During the High Court Minors’ Review List the court heard that an unplanned reunification took place when a child absconded from her residential unit. The child [A] had previously spent time in secure care, however the social work team were not considering a further application in that regard.
It was only one week since the reunification and [A] was currently sitting exams. The barrister for the CFA told the court that things were going reasonably well, the child was engaging and “making a real effort to make being at home work”. However there was concern that she had minimised her behaviour on the night of her placement breakdown.
A full support service was in place for the child and her father, which included ACTS and her guardian ad litem (GAL). As she was the subject of a Care Order, the child and her father had signed an agreement to say that if she went missing a protocol would be followed. The court heard that [A] accepted she met the criteria for secure care. The CFA asked for the matter to go back for three weeks.
The barrister for the father told the court that his client had not anticipated the short term reunification and it was not appropriate to abandon the idea of secure care. It was only one week since the reunification had occurred, said the barrister, and it was too early to rely too much on the optimism of the social worker, the minor’s behaviour was very challenging for the father. However as long as there continued to be sufficient supports, at this juncture it seemed living with her father was the best way forward as long as secure care was pursued.
The barrister for the GAL told the court that due to the unplanned reunification, supports were needed and there was also a second issue related to parallel planning. “She should remain on the secure care list but a private placement needs to be identified, the situation could unravel at any moment, [A] cannot control her impulse to abscond, she has said she is committed to making this work but it may not be enough.”
However the barrister for the CFA pointed out that currently the social work department did not feel an order for secure care was needed, which meant she did not therefore meet the criteria for secure care. An application could be made at short notice if there were availability. Furthermore there were difficulties in finding her a suitable placement given the breakdown in her residential one.
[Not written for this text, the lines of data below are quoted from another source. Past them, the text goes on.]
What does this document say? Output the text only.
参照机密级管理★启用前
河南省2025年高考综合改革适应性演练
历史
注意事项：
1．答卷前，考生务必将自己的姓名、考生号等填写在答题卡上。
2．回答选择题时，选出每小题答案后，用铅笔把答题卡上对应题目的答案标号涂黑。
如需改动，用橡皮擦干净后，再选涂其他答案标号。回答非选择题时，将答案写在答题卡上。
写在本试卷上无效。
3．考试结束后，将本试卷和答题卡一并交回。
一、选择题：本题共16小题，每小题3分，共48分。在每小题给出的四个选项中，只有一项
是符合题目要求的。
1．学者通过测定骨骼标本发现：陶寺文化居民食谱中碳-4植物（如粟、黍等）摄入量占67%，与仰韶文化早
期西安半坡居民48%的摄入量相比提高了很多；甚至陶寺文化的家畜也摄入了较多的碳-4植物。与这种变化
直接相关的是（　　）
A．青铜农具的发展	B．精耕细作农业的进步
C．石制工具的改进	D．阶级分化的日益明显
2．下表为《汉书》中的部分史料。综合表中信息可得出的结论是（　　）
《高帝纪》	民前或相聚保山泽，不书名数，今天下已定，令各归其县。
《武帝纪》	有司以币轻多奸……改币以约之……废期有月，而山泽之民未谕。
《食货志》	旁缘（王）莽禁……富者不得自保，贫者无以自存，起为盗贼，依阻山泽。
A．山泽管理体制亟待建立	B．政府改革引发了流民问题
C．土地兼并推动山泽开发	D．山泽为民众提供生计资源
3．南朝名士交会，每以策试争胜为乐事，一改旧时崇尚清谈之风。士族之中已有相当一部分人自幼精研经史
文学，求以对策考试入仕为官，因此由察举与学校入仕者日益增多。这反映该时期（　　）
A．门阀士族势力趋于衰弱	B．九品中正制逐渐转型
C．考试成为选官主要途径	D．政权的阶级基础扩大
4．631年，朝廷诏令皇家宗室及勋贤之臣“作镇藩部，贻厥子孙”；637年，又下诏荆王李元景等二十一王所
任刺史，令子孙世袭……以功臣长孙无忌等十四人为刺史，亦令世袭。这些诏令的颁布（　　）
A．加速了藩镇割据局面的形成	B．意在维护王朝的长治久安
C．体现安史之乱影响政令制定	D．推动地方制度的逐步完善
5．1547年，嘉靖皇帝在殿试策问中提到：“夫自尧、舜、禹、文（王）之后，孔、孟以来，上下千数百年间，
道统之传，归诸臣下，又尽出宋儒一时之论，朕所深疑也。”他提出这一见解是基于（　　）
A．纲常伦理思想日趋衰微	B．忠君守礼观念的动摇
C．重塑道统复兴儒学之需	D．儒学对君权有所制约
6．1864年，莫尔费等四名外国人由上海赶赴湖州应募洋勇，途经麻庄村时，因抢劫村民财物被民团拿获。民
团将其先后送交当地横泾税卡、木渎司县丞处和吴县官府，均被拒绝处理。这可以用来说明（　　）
“She is very oppositional,” remarked the judge, “I have great sympathy for those trying to assist her. [A] has her own view about everything. She has to learn to say no to herself with regard to absconding, she won’t listen to anyone, even the judge. She put this in rude terms in the presence of the GAL [in court while meeting the judge]. It is not appropriate for the social worker to have to put up with this. [A] is big and bold, well fit to put her point of view across, she should now learn to put it in polite terms and learn to stay with her father.
“The responsibility of [A’s] safety now lies clearly with [A]. She achieved the return to her father despite the views of the social workers. She must now stand up and be counted as an emerging adult and carry responsibility for herself. I personally don’t think the application for secure care should be made at this time.”
The judge put the matter back for three weeks when it would come back in for review.